Pero el oyente más astuto supone que el cliente también para este descuento tiene el cambio exacto. Esto nos devuelve a la misma situación. Un cliente extremadamente precavido, que hubiese salido de su casa con un monto X en las formas más ínfimas de la moneda de curso legal tampoco podría escapar a esta paradoja. Dejando de lado la imposibilidad real porque la moneda solo es infinitamente divisible en su cualidad numérica pero no en su cualidad de objeto con valor de cambio, digo, aun así no podría escapar a las interminables quitas que el comerciante le haría al valor original para acercarse a la gratuidad sin llegar nunca a lograrlo.

La cuestión es esta: el descuento solo puede ser un valor relativo, un porcentaje, digamos, porque si fuera un valor absoluto (por ejemplo, a todo aquel que pague con cambio exacto le descuento dos pesos), el comerciante correría el riesgo de terminar pagando él al cliente, por una compra que este hiciera. Además, nunca los decuentos se hacen de esta manera. Todo descuento quitaría una porción menor a la existente del precio aun cuando eso existente fuera ínfimo y apenas perceptible para el ojo humano, de forma tal que el recorrido nunca terminaría y el cliente y el comerciante deberían seguir haciendo cuentas y restando números hasta el último de sus días sin lograr una solución.
Este es el otro mecanismo clásico de un tipo de paradojas. El caso más famosos es del de Zenón de Elea y su paradoja de Aquiles y la tortuga o de la flecha que no se mueve. Consiste en la división ad infinitum de un conjunto denso, de un conjunto que entre dos elementos siempre tiene otro, como los números o las fracciones.

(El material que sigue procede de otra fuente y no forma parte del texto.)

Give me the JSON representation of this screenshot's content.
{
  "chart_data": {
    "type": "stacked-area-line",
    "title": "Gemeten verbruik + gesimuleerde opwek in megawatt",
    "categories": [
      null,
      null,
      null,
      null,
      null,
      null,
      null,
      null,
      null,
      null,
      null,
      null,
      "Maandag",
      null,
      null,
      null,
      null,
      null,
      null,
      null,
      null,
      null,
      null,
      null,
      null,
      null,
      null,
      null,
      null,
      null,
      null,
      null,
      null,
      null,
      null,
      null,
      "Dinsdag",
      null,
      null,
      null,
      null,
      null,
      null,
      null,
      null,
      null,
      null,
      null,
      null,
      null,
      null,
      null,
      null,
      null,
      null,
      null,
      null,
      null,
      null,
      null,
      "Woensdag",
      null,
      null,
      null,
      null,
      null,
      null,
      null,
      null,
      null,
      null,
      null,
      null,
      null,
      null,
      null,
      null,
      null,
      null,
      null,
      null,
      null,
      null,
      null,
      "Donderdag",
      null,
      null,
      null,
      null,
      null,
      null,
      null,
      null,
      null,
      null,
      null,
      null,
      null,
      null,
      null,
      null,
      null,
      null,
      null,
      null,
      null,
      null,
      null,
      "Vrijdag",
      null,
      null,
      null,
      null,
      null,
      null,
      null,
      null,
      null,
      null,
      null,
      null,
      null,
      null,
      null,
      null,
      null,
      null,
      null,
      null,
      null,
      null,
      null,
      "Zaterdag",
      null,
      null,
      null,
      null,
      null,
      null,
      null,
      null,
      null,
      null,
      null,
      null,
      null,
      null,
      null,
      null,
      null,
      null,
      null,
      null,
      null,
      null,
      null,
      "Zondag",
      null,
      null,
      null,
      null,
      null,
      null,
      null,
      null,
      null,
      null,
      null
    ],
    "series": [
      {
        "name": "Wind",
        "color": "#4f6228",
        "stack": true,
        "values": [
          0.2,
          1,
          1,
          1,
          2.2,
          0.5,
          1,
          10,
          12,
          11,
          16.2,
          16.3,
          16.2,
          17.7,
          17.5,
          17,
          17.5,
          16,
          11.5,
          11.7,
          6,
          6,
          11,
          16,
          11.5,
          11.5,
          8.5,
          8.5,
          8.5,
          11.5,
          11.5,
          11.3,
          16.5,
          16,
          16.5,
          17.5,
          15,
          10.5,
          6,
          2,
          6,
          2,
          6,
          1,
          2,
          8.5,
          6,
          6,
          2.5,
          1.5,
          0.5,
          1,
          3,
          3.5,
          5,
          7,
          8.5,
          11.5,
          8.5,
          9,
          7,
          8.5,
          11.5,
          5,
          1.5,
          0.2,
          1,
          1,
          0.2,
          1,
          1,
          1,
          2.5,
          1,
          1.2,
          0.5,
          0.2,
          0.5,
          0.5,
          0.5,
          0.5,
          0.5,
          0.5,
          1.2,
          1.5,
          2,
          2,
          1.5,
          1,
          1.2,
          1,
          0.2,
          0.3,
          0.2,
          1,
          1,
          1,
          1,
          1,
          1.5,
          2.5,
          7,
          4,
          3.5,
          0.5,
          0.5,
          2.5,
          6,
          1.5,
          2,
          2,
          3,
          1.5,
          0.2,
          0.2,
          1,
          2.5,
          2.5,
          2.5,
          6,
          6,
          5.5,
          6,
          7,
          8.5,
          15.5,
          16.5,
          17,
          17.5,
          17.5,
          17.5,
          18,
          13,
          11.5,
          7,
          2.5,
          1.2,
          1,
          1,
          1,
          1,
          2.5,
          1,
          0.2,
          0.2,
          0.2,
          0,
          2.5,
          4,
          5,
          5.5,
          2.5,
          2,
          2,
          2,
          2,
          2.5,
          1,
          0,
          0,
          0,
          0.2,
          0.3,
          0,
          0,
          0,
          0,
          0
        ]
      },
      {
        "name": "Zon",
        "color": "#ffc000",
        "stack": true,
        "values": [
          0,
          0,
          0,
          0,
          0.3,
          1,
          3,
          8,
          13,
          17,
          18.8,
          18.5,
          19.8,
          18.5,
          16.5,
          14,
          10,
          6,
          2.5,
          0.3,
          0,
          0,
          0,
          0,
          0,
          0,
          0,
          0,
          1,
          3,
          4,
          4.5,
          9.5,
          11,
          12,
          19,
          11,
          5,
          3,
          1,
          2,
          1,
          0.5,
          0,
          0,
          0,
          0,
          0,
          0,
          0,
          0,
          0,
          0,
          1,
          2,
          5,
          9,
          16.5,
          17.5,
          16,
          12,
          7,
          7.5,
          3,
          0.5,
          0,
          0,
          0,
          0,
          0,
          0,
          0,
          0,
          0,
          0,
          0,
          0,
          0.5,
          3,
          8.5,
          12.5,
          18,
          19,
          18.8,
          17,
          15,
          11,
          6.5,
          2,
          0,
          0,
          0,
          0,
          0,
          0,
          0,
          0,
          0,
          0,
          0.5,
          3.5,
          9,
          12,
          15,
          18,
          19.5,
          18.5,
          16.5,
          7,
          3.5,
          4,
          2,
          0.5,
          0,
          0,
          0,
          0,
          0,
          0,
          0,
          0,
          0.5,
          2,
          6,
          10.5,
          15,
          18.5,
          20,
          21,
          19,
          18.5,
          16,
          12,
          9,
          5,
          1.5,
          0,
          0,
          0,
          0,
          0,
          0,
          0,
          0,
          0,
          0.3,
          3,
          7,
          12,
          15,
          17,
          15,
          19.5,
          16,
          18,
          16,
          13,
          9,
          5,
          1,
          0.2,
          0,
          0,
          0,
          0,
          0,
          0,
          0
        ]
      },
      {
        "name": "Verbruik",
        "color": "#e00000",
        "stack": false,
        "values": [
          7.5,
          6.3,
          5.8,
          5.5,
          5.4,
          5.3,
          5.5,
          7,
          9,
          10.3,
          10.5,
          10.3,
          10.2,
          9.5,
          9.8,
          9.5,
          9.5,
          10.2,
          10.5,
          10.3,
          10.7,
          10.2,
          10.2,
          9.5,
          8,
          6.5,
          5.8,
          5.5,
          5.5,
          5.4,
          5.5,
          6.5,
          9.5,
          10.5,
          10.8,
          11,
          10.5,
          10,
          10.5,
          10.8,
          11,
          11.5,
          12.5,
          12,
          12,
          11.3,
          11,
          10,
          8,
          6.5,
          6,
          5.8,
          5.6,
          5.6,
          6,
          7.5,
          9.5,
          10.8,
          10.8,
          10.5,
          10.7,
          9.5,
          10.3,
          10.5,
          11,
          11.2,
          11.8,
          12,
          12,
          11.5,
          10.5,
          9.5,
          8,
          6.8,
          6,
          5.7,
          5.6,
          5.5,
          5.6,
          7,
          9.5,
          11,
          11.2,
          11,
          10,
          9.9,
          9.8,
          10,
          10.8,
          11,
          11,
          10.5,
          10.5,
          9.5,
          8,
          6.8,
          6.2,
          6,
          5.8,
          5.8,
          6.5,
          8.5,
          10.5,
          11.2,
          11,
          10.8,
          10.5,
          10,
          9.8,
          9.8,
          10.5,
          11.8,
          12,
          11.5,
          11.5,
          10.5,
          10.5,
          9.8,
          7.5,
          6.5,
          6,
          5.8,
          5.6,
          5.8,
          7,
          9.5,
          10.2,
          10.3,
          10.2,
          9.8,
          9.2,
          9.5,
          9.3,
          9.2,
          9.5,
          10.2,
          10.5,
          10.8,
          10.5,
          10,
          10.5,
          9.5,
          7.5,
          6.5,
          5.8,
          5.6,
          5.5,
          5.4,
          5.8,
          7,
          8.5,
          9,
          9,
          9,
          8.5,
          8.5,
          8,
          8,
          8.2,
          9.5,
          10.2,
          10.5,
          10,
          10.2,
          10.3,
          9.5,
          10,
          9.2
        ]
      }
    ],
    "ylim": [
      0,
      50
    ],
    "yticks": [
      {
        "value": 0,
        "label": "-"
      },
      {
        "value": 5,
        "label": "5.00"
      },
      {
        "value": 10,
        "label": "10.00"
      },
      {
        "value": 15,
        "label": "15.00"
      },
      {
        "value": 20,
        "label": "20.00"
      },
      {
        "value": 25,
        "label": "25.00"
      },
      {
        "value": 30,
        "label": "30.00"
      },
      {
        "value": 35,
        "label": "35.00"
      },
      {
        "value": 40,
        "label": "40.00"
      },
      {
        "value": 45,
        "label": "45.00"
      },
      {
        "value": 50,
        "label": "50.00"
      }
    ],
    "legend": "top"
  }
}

La paradoja del camibo exacto entonces tiene los dos mejores mecanismos de elaborar paradojas, con la ventaja de que uno de ellos nos hace ilusionar de que hemos encontrado una solución, nos hace sentir un rato inteligentes para después demostrarnos que no lo somos tanto. Muchas otras cosas en la vida operan así (la televisión, la política, el amor, etc), pero eso ya no tiene que ver con toda la anécdota.
Dejando de lado toda modestia, puedo decir casi sin riesgo de equivocarme que la Paradoja del cambio exacto es superior en muchos aspectos a las famosas de Zenón de Elea. En especial por este detalle. La del griego solo es paradoja en el planteo; en la realidad Aquiles alcanza, sobrepasa y quizá patea a la tortuga mientras corre; en la realidad, la flecha se mueve. En la Paradoja del cambio exacto, el cliente y el comerciante todavía están atrapados dibujando guarismos inútiles. 
Lo que tiene que ver es lo siguiente: Borges había entendido que este último mecanismo es el que rige las tramas de las grandes novelas y mucho cuentos de Kafka. Es fácil y hasta casi evidente pensarlo respecto de El proceso y El castillo, pero resultaría más iluminador (y el cuento más poderoso, esa es una de las ventajas de escuchar opiniones ajenas) cuando lo aplicamos a cuentos breves como “La aldea más cercana”. Pero en Kafka hay algo más, un excedente que no termina con esas fría explicación o analogía de Borges. Las paradojas de Kafka son superiores (la que yo inventé es tristemente zonza), porque las de Kafka no solo se "dan" en la realidad; lo que ocurre con sus planteos  es que duplican la realidad o le imprimen un doblez más  y ya no se la puede percibir de otra manera que a través de sus explicaciones duplicadas. Baste un ejemplo, cuyo modelo argumentativo se repite innumerables veces en toda la obra. El inicio de la Carta al Padre: "Y me lo reprochas como si fuera culpa mía, como si con un simple giro de volante, hubiese podido dar a todo ello una orientación distinta, mientras que tú no tienes la menor culpa, ni siquiera la de haber sido demasiado bueno conmigo.
"Esta forma habitual tuya de ver las cosas la considero justa únicamente en el sentido de que yo también pienso que eres completamente inocente de nuestro distanciamiento. Pero yo no soy menos inocente que tú."